Leveraging double-agent-based deep reinforcement learning to global optimization of elastic optical networks with enhanced survivability

Opt Express. 2019 Mar 18;27(6):7896-7911. doi: 10.1364/OE.27.007896.

Abstract

As the services in elastic optical networks (EONs) are bandwidth-intensive, unpredictable and dynamic, increasing network factors are emerging to affect the performance of network survivable planning and operation from network capacity to efficiency. Most of the traditional protection and restoration approaches may become before long inefficient due to the improvement of a particular network performance metric always at the expense of others. We argue that it would be more beneficial for comprehensive optimization of network performance to consider main network metrics jointly. Moreover, the highly dynamic features of EONs call for the new generation of machine learning-based solutions that are flexible and adaptable to cope with the dynamic nature of services to perform analytics. In this paper, we investigate the problem of global optimization of network performance under survivable EON environment.

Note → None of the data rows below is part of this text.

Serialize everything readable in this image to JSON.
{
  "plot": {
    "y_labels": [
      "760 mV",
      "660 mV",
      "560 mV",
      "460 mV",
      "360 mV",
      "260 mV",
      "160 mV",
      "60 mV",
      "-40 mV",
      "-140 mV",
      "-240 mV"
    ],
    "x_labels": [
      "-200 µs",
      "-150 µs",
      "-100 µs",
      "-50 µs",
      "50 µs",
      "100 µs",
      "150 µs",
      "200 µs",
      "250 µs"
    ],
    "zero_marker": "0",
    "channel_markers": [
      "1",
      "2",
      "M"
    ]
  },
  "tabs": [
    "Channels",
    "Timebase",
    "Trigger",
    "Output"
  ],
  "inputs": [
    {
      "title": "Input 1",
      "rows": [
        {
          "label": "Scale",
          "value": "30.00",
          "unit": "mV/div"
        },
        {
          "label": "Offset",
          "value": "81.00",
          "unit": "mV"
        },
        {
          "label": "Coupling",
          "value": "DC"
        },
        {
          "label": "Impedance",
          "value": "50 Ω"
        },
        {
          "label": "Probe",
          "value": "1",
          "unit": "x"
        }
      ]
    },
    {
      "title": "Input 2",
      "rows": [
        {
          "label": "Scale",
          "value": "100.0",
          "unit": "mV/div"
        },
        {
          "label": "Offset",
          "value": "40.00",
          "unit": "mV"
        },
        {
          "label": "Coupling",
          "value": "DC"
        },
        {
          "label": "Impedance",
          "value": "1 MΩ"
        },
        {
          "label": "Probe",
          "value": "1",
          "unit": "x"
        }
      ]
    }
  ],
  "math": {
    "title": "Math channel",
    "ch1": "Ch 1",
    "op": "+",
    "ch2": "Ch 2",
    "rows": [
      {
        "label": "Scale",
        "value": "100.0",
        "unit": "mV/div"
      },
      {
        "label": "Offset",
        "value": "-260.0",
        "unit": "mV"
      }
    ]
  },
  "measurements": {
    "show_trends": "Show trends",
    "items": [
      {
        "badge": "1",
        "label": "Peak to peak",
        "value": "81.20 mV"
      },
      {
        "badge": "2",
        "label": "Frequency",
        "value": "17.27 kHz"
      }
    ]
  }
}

Specifically, a criterion, named the whole network cost-effectiveness value with survivability (WCES), is defined to measure the overall network performance by balancing the interaction among main network metrics. Then we propose a deep reinforcement learning (DRL) -based heuristic with the objective of improving overall network performance, in which two agents are utilized to provide working and protection schemes converging toward better survivable routing, modulation level and spectrum assignment (S-RMLSA) policies. Numerical results show that the proposed criterion can efficiently measure the overall network performance, and the double-agent DRL-based heuristic can greatly improve WCES while ensuring the network survivability and paying the acceptable extra consumption of request blocking probability.